Правда, губернатор Александровский основал свою карьеру на делах почти уголовного свойства, однако Салтыков явно «привередничал», жалуясь на то, что ему не везло с начальниками и вечно приходилось сменять места службы (Тверь — Рязань; ныне Пенза, потом Тула и снова Рязань).

«Кн[язь] Гагарин и Чевкин бессовестно настаивают на назначении губернатором сына первого, только что спасенного от суда во внимание к отцу за прежние вице-губернаторские грехи», — записывал в свой дневник Валуев. Вообще министр внутренних дел часто приходил в ужас от своих подопечных.

«У меня были разные лица, между прочим, пермский губернатор Лошкарев, один из неспособнейших и пустейших губернаторов, а таковых, увы, немало». «Вечером вчера был у меня новый московский ген[ерал]-губернатор. Сдается, человек хороший, спокойный, но Скалозуб, произведенный в полные генералы», — это в устах Валуева уже почти похвала.

Впрочем, с не меньшим ядом отзывался он о министрах и прочих государственных деятелях:

«Озираешься, как бы ощупываешься, чтобы убедиться, что все это действительно так, что это наяву, не во сне, и что это атмосфера нашей государственной жизни, область нашей государственной деятельности, условия настоящего и семена будущего…Мало надежды на лучший ход нашего управления. Удивительно, как все держится».

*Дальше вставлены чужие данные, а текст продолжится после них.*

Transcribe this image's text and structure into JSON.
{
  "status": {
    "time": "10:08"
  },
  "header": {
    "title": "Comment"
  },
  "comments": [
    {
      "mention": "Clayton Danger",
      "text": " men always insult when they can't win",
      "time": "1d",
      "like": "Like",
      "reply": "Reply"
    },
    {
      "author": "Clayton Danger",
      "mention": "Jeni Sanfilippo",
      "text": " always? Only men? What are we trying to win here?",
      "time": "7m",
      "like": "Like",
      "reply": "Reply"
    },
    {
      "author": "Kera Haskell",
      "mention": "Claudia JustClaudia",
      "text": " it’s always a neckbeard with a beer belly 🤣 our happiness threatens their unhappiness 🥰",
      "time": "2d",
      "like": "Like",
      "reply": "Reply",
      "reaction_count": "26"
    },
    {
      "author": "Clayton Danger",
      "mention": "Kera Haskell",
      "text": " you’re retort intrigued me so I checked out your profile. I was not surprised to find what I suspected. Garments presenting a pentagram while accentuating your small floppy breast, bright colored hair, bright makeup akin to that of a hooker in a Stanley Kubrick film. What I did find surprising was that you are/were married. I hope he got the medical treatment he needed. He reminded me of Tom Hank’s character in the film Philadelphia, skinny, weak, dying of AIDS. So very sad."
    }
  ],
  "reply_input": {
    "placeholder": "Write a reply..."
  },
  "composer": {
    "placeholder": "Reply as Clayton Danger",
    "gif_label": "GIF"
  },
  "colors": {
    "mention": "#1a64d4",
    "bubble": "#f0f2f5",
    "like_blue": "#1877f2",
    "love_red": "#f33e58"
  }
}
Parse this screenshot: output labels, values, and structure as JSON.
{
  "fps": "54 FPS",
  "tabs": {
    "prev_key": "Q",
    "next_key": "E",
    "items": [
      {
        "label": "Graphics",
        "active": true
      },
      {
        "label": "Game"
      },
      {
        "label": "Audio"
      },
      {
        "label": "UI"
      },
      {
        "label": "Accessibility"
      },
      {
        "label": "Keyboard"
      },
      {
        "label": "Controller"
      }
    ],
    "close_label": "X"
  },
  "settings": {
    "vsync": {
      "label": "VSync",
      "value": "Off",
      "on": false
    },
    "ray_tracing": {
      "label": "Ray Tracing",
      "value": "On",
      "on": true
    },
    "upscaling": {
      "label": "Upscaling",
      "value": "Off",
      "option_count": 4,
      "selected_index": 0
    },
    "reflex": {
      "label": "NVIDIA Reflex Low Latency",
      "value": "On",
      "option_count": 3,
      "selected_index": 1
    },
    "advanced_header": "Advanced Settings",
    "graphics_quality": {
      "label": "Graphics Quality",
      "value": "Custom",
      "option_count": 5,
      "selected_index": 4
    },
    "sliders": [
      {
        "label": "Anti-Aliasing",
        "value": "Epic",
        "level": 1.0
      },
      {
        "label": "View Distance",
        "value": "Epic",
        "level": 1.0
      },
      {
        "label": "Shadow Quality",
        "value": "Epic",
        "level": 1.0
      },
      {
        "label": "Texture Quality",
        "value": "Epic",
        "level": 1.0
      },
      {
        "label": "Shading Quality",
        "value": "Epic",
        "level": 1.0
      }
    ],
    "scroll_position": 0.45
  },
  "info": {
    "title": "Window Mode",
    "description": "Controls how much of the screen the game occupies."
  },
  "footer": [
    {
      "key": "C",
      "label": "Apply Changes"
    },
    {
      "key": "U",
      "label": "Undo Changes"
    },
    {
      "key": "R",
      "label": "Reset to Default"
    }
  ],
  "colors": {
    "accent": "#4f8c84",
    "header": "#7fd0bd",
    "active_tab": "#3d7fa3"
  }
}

Можно себе представить, какие «хорошие и милые» аттестации раздавал своим новым пензенским знакомым Салтыков. «Воскресший» в прежней силе губернский жандарм, подполковник Глоба, быстро учуяв интерес своих столичных хозяев к новому председателю казенной палаты, тщательно подбирал и коллекционировал меткие словечки Салтыкова. Он не оставил без внимания даже поведение его жены Елизаветы Аполлоновны, — и как бы посмеялся сатирик, узнав, что его легкомысленная супруга, оказывается, тоже разлагает губернское общество, «проповедуя в обществе безбожие и смеясь над дамами, соблюдающими посты и посещающими церковь»!